The sensors deployed within the satellite network (as shown in Figure 3) are used to provide KPI information for non-terrestrial connectivity between terminal and ground station.

Measuring KPIs within the SNO network

Figure 3.               

Measuring KPIs within the SNO network

Satellite networks are built to measure KPIs from the terminal to the ground-station gateway using a radio control plane by prioritizing the packets in a special high-priority queue. However, this data does not accurately provide the data-path performance. By integrating sensors within the satellite network, satellite operators can have a more gradual and real-time view of data-path performance based on QoS policies, application type, user, or device. The data collected by the sensors on the satellite networks provides complete visibility into the data-path performance.

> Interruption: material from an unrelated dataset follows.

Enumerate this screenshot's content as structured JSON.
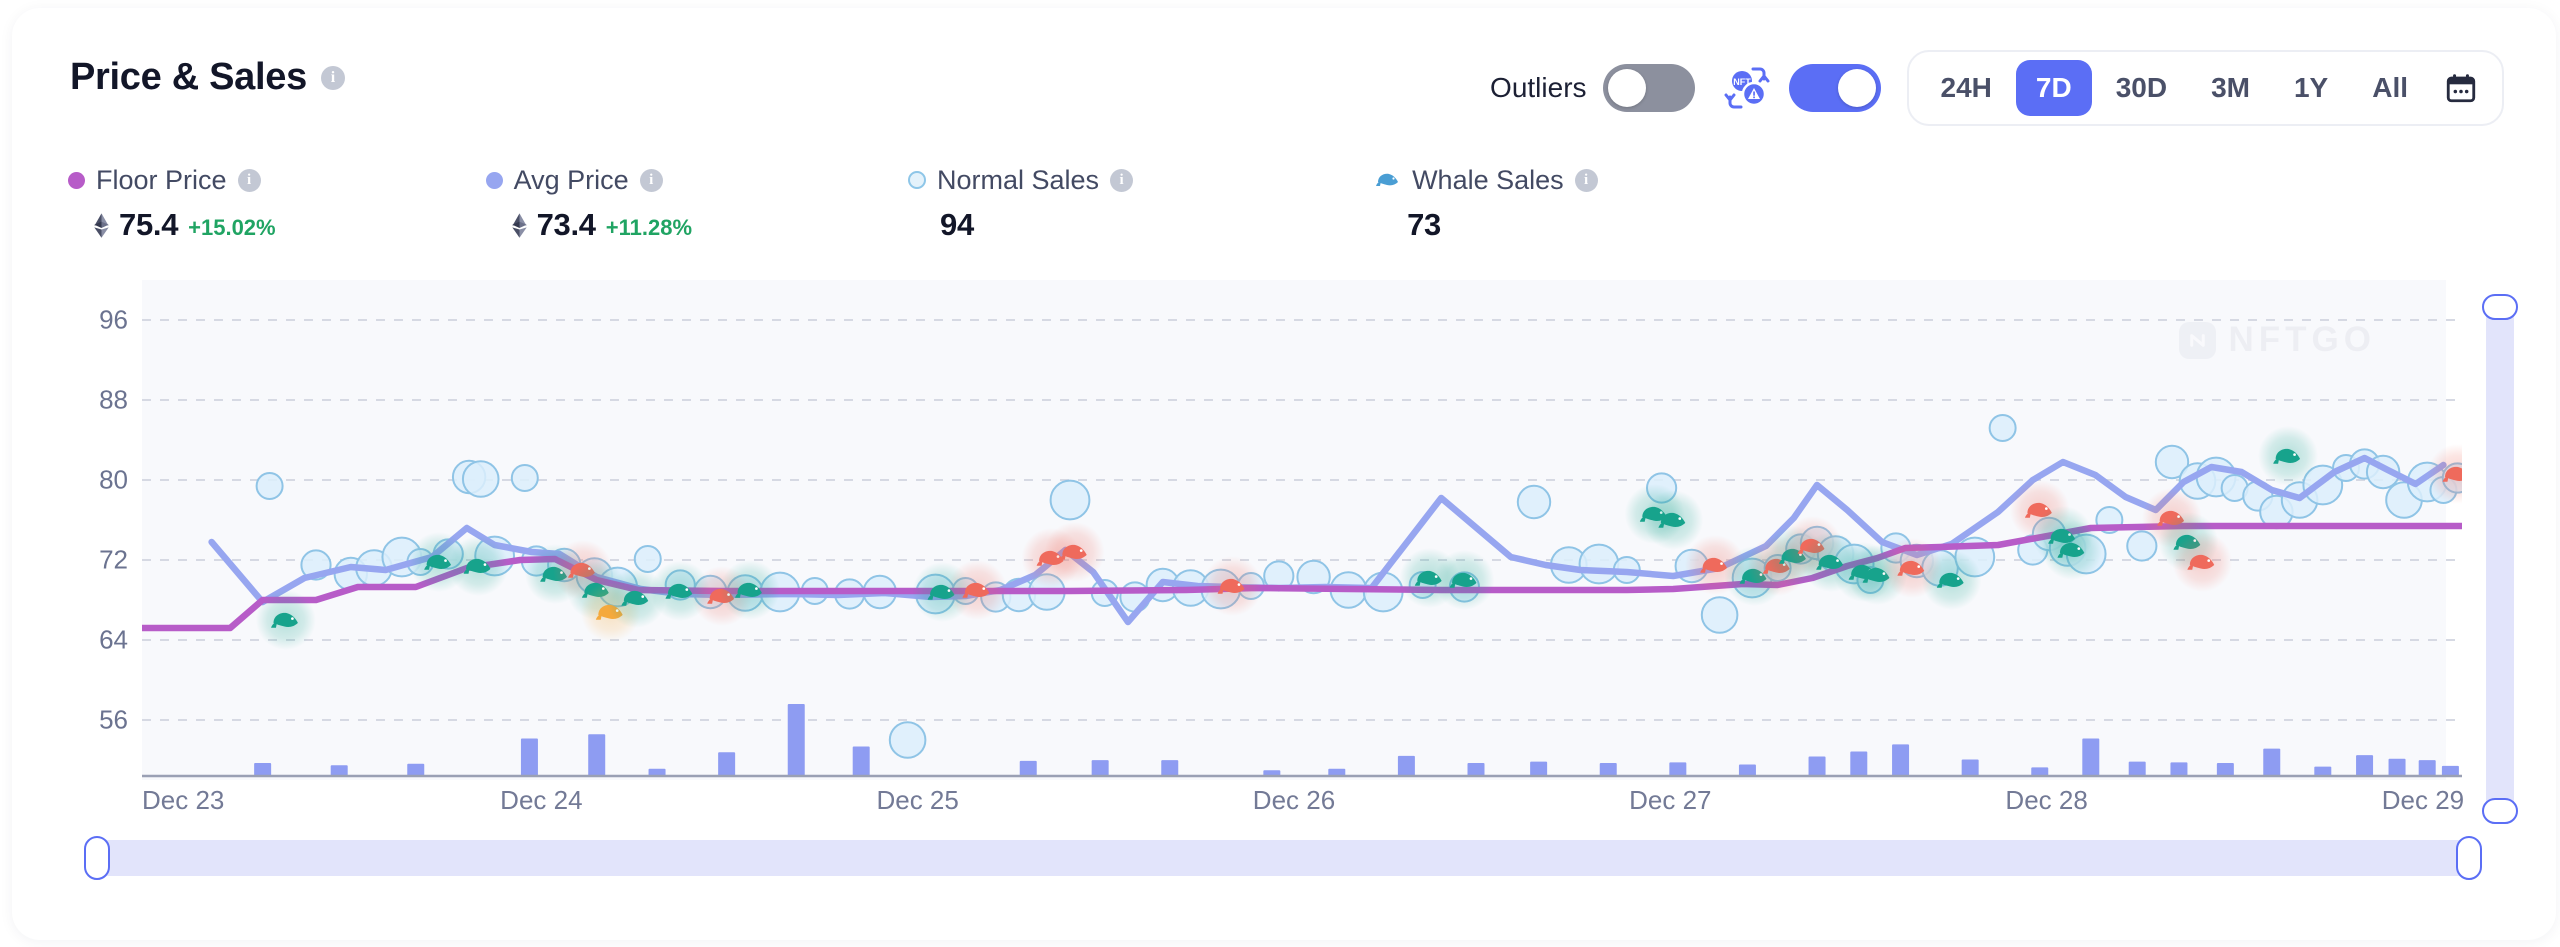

Cisco PCA dashboard highlighting SNO KPIs

Figure 4.               

Cisco PCA dashboard highlighting the SNO’s KPIs

The following performance metrics were observed on the SNO network for Layer 2 enterprise and telecom backhaul service testing:

     Average latency: 22 to 24 ms; minimum latency: 11 to 14 ms

     Average jitter: 4 to 6 ms; minimum jitter: 4 to 5 microseconds

     Average packet drop: 1% to 2%; maximum packet drop: 4%; convergence time of 300 to 500 ms

Scenario 2

The sensors deployed on the end customer network (Assurance SFP-based sensors on NCS 540 routers in this topology) are used to measure end-to-end service performance across terrestrial and non-terrestrial connectivity.

Cisco PCA enables end-to-end service insights and KPIs

Figure 5.               

Cisco PCA enables end-to-end service insights and KPIs

Operators as well as customers can run service activation tests based on Y.1564 and RFC 2544 for successful EVC delivery, and run them on demand to measure the performance of the EVCs.

Real-time bandwidth metering can also be activated on the EVC to detect microbursts and help with efficient capacity planning.

PCA also allows customers to consolidate various KPIs on a single dashboard, including data from third-party measurements for deeper insight and correlation. For example, SNO user terminal details and telemetry data are integrated with Scenario 1 and Scenario 2 measurement data on a single dashboard, as shown in Figure 6.

Unified PCA dashboard provides insight by correlating data from multiple sources

Figure 6.               

Unified PCA dashboard provides insight by correlating data from multiple sources

Such capabilities not only help drive effective network planning but significantly reduce the mean time to recovery (MTTR) by correlating datasets to identify the exact fault point in the network.

The built-in correlation and analysis module allows multidimensional datasets to be correlated for patterns, trends, logical topology insights, and geolocation. For example, Figure 7 represents a scenario in which degradation in the performance of one of the satellite terminals (cisco gt2 in the figure) has impacted the SLA for the site, while the SLA for another site is intact.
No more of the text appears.